United States. Not a security under SEC v. W.J. Howey (1946) or Reves v. Ernst & Young (1990): no common enterprise, no expectation of profit from issuer efforts, and no reliance on issuer managerial activity. The pricing reference (ICE IFEU IMPACT CP1.FUT MRP via Databento) is objective and externally sourced. Consistent with the digital environmental commodity characterization in SEC/CFTC Joint Release No. 2026-30 (March 17, 2026); CFTC anti-fraud and anti-manipulation jurisdiction attaches to spot trading and to any third-party derivatives.
European Union — MiCA.An “other crypto-asset” within Title II of Regulation (EU) 2023/1114. Not an asset-referenced token under Article 3(1)(6) — no stabilization mechanism, no peg, no reserve management, no algorithmic supply adjustment, no redemption-at-par mechanic, no basket reference. Not an e-money token under Article 3(1)(7) and Directive 2009/110/EC — no fiat reference, not redeemable at par against fiat, not a means of payment. Not a financial instrument under MiFID II (Directive 2014/65/EU) Annex I Section C.

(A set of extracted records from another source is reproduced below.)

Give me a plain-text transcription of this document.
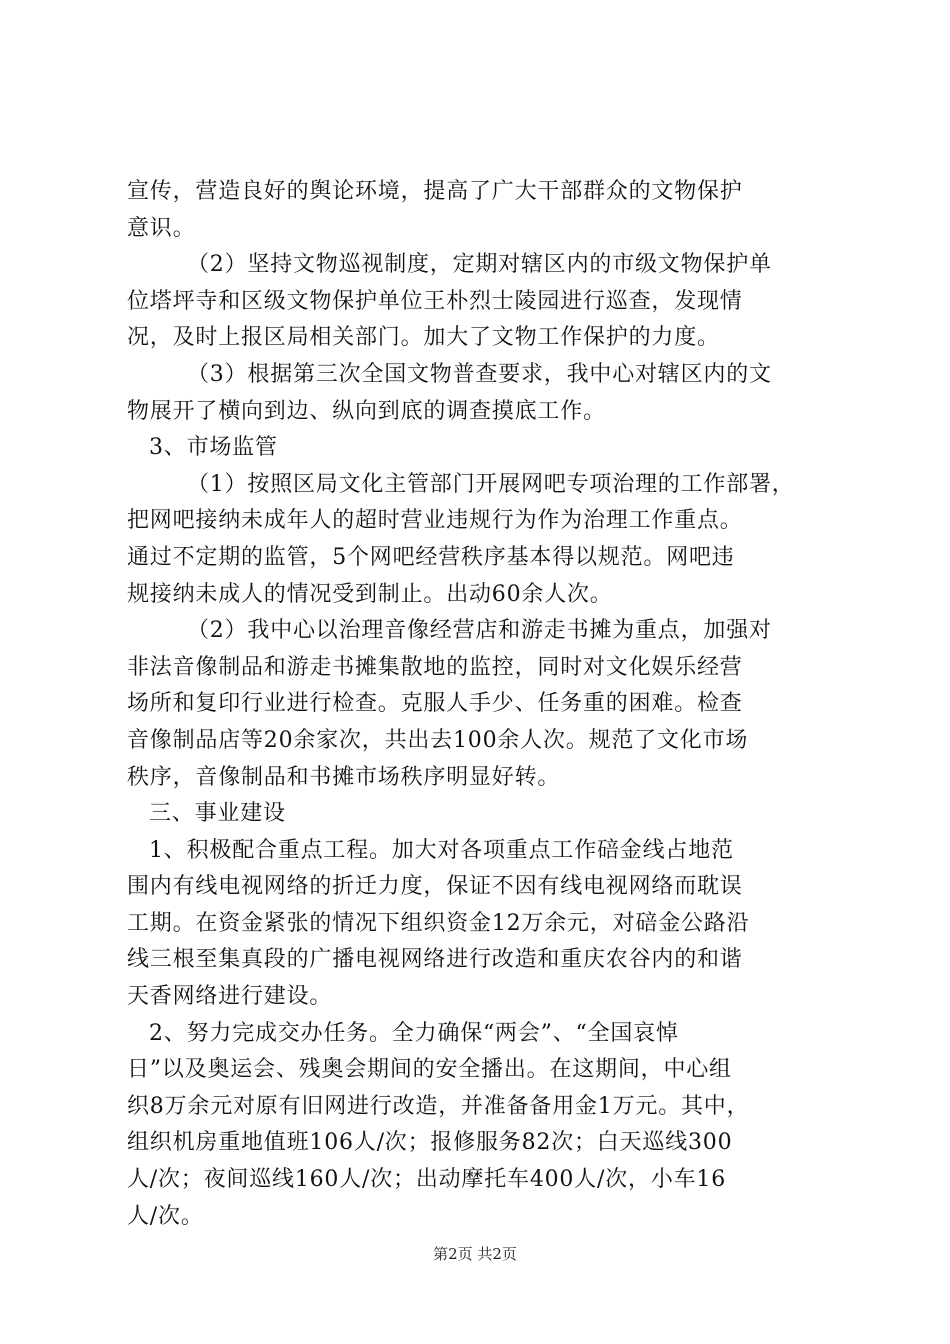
宣传，营造良好的舆论环境，提高了广大干部群众的文物保护
意识。
（2）坚持文物巡视制度，定期对辖区内的市级文物保护单
位塔坪寺和区级文物保护单位王朴烈士陵园进行巡查，发现情
况，及时上报区局相关部门。加大了文物工作保护的力度。
（3）根据第三次全国文物普查要求，我中心对辖区内的文
物展开了横向到边、纵向到底的调查摸底工作。
3、市场监管
（1）按照区局文化主管部门开展网吧专项治理的工作部署，
把网吧接纳未成年人的超时营业违规行为作为治理工作重点。
通过不定期的监管，5个网吧经营秩序基本得以规范。网吧违
规接纳未成人的情况受到制止。出动60余人次。
（2）我中心以治理音像经营店和游走书摊为重点，加强对
非法音像制品和游走书摊集散地的监控，同时对文化娱乐经营
场所和复印行业进行检查。克服人手少、任务重的困难。检查
音像制品店等20余家次，共出去100余人次。规范了文化市场
秩序，音像制品和书摊市场秩序明显好转。
三、事业建设
1、积极配合重点工程。加大对各项重点工作碚金线占地范
围内有线电视网络的折迁力度，保证不因有线电视网络而耽误
工期。在资金紧张的情况下组织资金12万余元，对碚金公路沿
线三根至集真段的广播电视网络进行改造和重庆农谷内的和谐
天香网络进行建设。
2、努力完成交办任务。全力确保“两会”、“全国哀悼
日”以及奥运会、残奥会期间的安全播出。在这期间，中心组
织8万余元对原有旧网进行改造，并准备备用金1万元。其中，
组织机房重地值班106人/次；报修服务82次；白天巡线300
人/次；夜间巡线160人/次；出动摩托车400人/次，小车16
人/次。
第2页 共2页
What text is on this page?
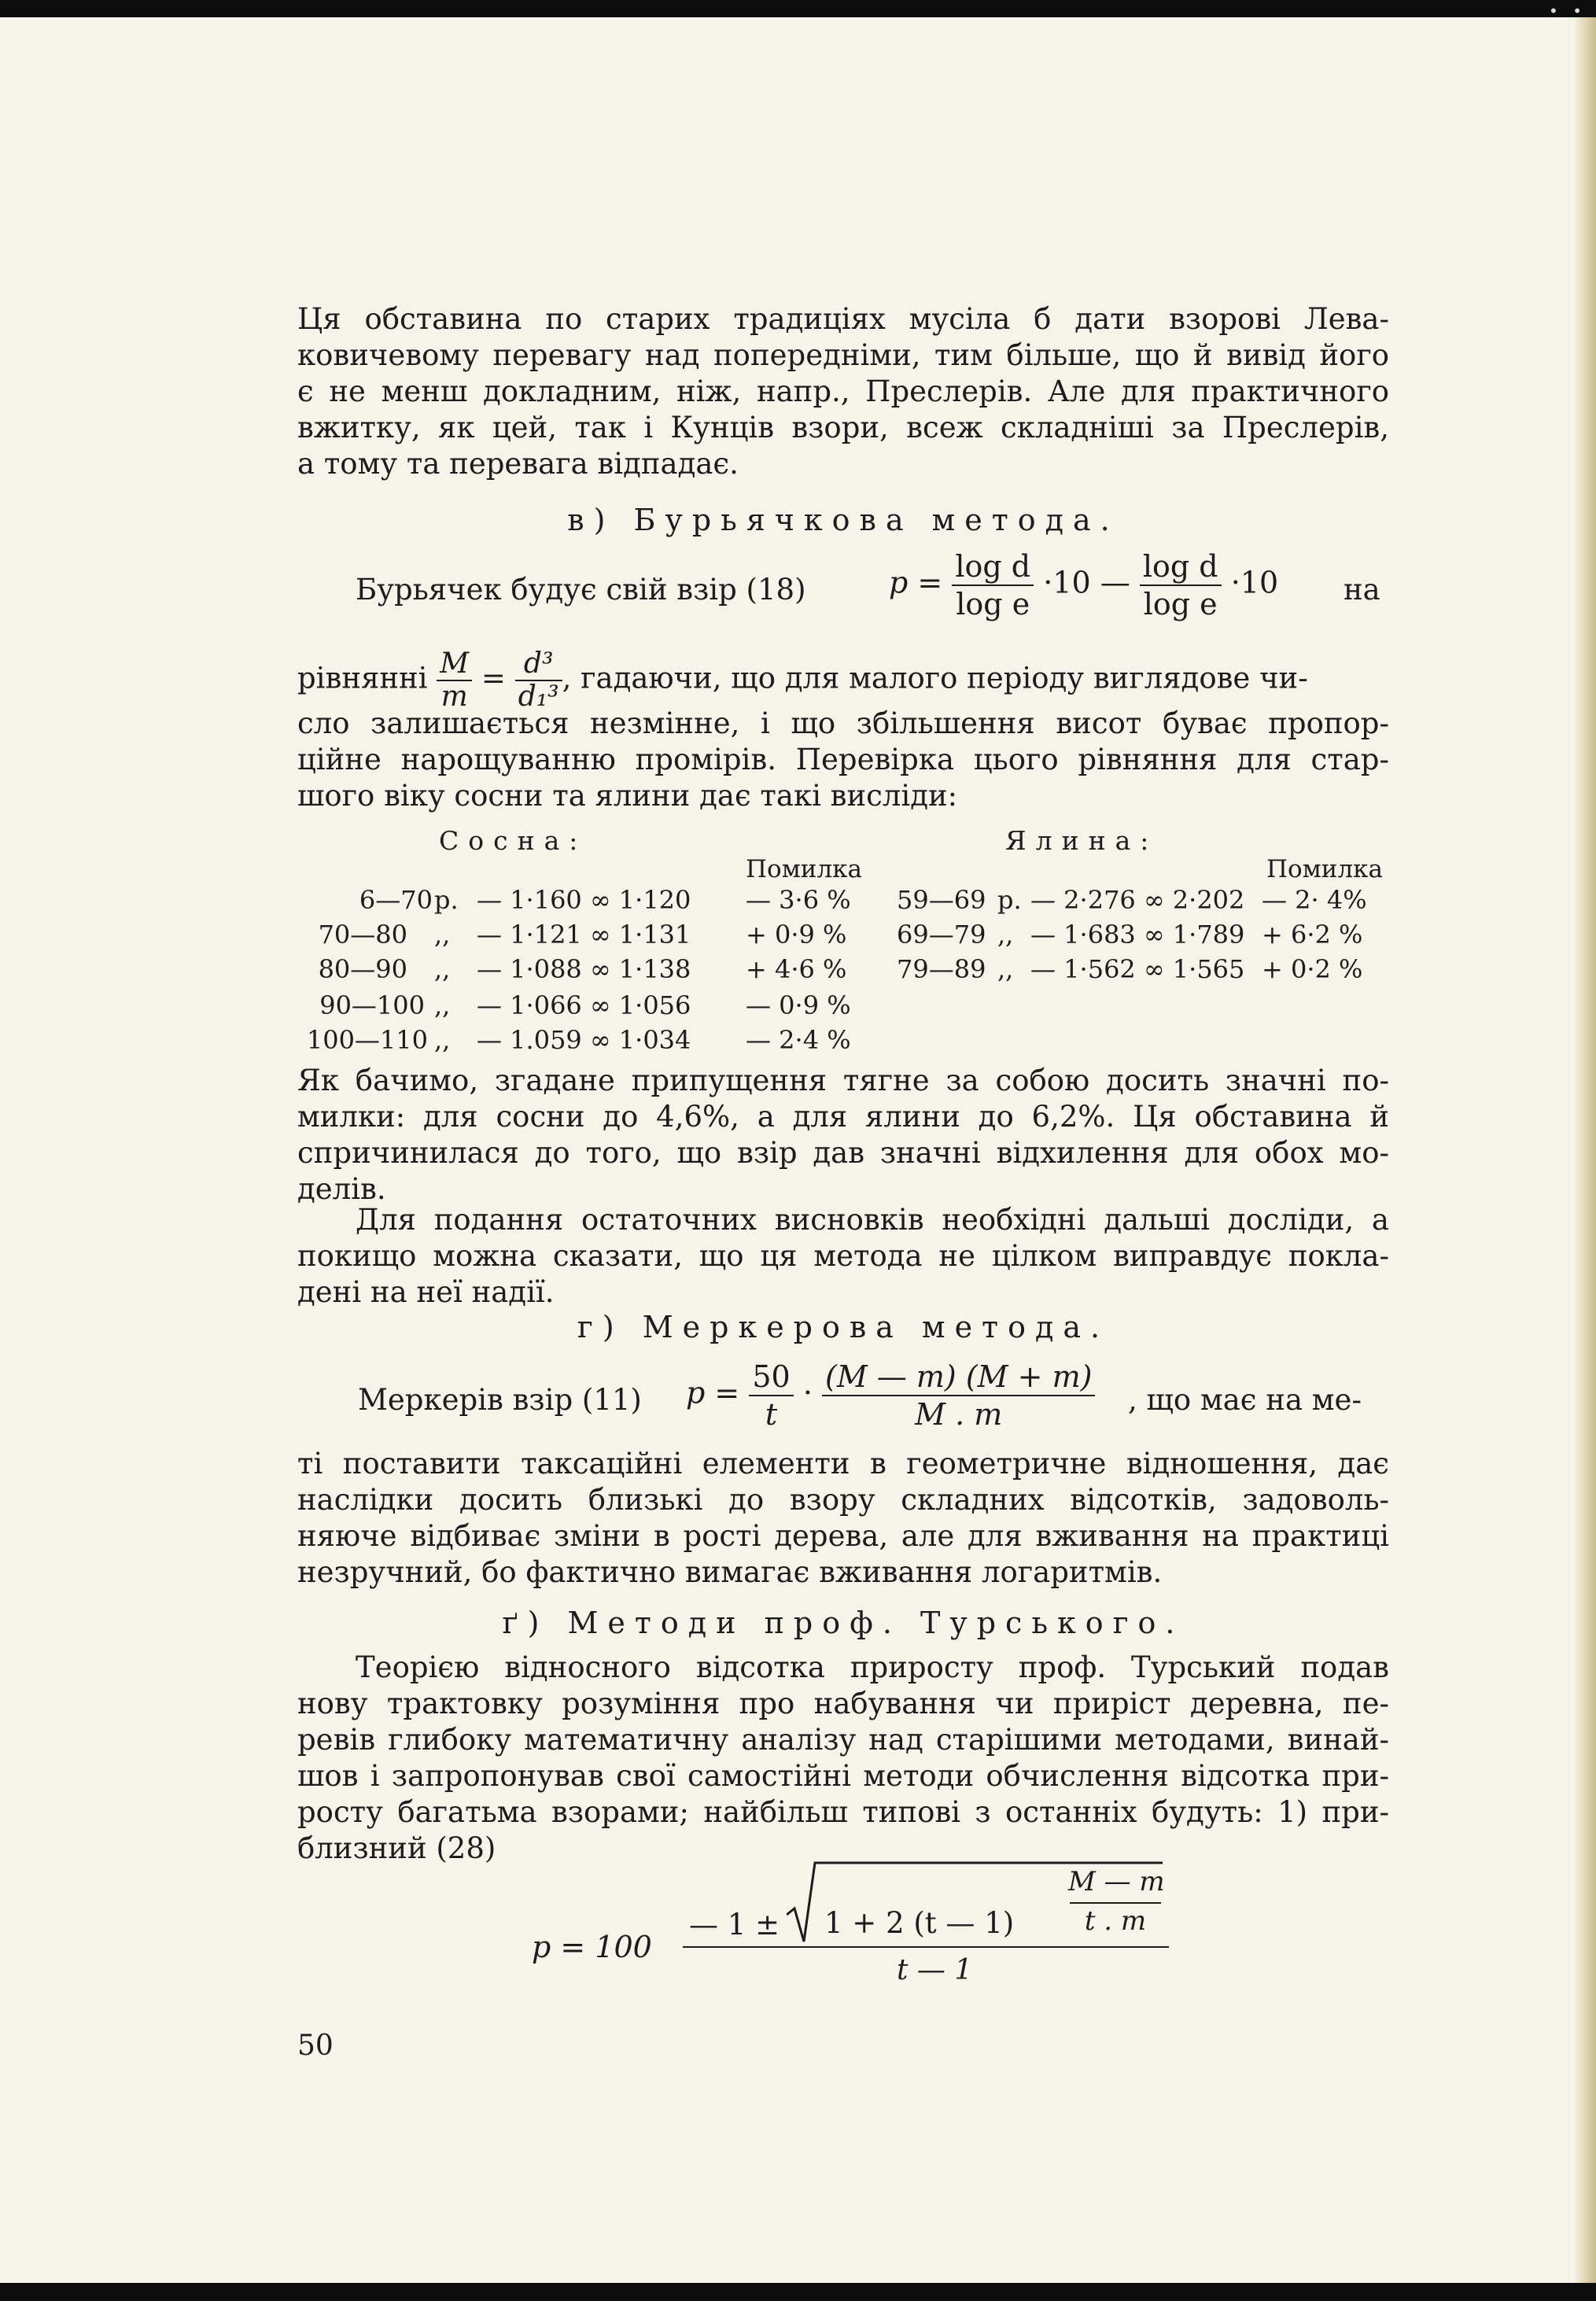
• •
Ця обставина по старих традиціях мусіла б дати взорові Лева-
ковичевому перевагу над попередніми, тим більше, що й вивід його
є не менш докладним, ніж, напр., Преслерів. Але для практичного
вжитку, як цей, так і Кунців взори, всеж складніші за Преслерів,
а тому та перевага відпадає.
в) Бурьячкова метода.
Бурьячек будує свій взір (18)	$p = \frac{\text{log d}}{\text{log e}} \cdot 10$ — $\frac{\text{log d}}{\text{log e}} \cdot 10$ на
рівнянні $\frac{M}{m} = \frac{\text{d³}}{\text{d₁³}}$ , гадаючи, що для малого періоду виглядове чи-
сло залишається незмінне, і що збільшення висот буває пропор-
ційне нарощуванню промірів. Перевірка цього рівняння для стар-
шого віку сосни та ялини дає такі висліди:
Сосна:	Ялина:
Помилка	Помилка
6—70 р. — 1·160 ∞ 1·120 — 3·6 %
70—80 ,, — 1·121 ∞ 1·131 + 0·9 %
80—90 ,, — 1·088 ∞ 1·138 + 4·6 %
90—100 ,, — 1·066 ∞ 1·056 — 0·9 %
100—110 ,, — 1.059 ∞ 1·034 — 2·4 %
59—69 р. — 2·276 ∞ 2·202 — 2· 4%
69—79 ,, — 1·683 ∞ 1·789 + 6·2 %
79—89 ,, — 1·562 ∞ 1·565 + 0·2 %
Як бачимо, згадане припущення тягне за собою досить значні по-
милки: для сосни до 4,6%, а для ялини до 6,2%. Ця обставина й
спричинилася до того, що взір дав значні відхилення для обох мо-
делів.
Для подання остаточних висновків необхідні дальші досліди, а
покищо можна сказати, що ця метода не цілком виправдує покла-
дені на неї надії.
г) Меркерова метода.
Меркерів взір (11) $p = \frac{50}{t} \cdot \frac{(M — m) (M + m)}{M . m}$ , що має на ме-
ті поставити таксаційні елементи в геометричне відношення, дає
наслідки досить близькі до взору складних відсотків, задоволь-
няюче відбиває зміни в рості дерева, але для вживання на практиці
незручний, бо фактично вимагає вживання логаритмів.
ґ) Методи проф. Турського.
Теорією відносного відсотка приросту проф. Турський подав
нову трактовку розуміння про набування чи приріст деревна, пе-
ревів глибоку математичну аналізу над старішими методами, винай-
шов і запропонував свої самостійні методи обчислення відсотка при-
росту багатьма взорами; найбільш типові з останніх будуть: 1) при-
близний (28)
p = 100
— 1 ± 1 + 2 (t — 1)
M — m
t . m
t — 1
50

UAE — VARA and ADGM FSRA. A non-financial Virtual Asset under both the Virtual Assets Regulatory Authority (Dubai) framework and the Financial Services Regulatory Authority (ADGM) framework. Not a Security Token, Fiat-Referenced Virtual Asset, Fiat Token, Derivative, or Specified Investment under either regime; not a Collective Investment Fund interest or Structured Product.
The M-CAT is not a security, investment contract, structured note, derivative, swap, future, forward, option, contract for differences, mutual fund or collective investment scheme interest, asset-referenced token, e-money token, Security Token, Specified Investment, or other regulated financial instrument under U.S., EU, UAE, or other applicable law. It bears no yield, interest, dividend, rebase, staking reward, or other passive economic accrual. The issuer does not undertake to maintain, support, or guarantee the market value of the M-CAT, to develop or guarantee any secondary market, or to engage in price-support, stabilization, market-making, or buy-back activity. Where third-party trading occurs, it is conducted by independent third parties on independent venues and is not part of the M-CAT's design or the issuer's offering.
The CAT-Forward Vintage (CAT-FV) is a bilateral, non-standardized, non-exchange-traded contractual conversion-right entitlement against a future-vintage M-CAT, governed by a streaming/prepay agreement modeled on established non-derivative commercial-supply precedent (mining-streaming, natural-gas prepay). Distinct outside-counsel opinions under each of the U.S., EU MiCA, and UAE frameworks above are conditions precedent to CAT-FV issuance. See White Paper §07.4.5 and §10.6.
The compliance framework is grounded in OGMP 2.0 Level 5, EPA Subpart W, ISO 14064, and ISO 14065 — no voluntary registry methodology is used. References to specific external schemes (CORSIA, Article 6, MiCA, CBAM) are not made on this site absent counsel-confirmed pathway. No statement on this site constitutes investment advice, a recommendation, or a forecast of appreciation, yield, or return.
Redacted document scans and public-records references are made available to qualified recipients under separate cover. Outside counsel review is required before any third-party publication of underlying documents.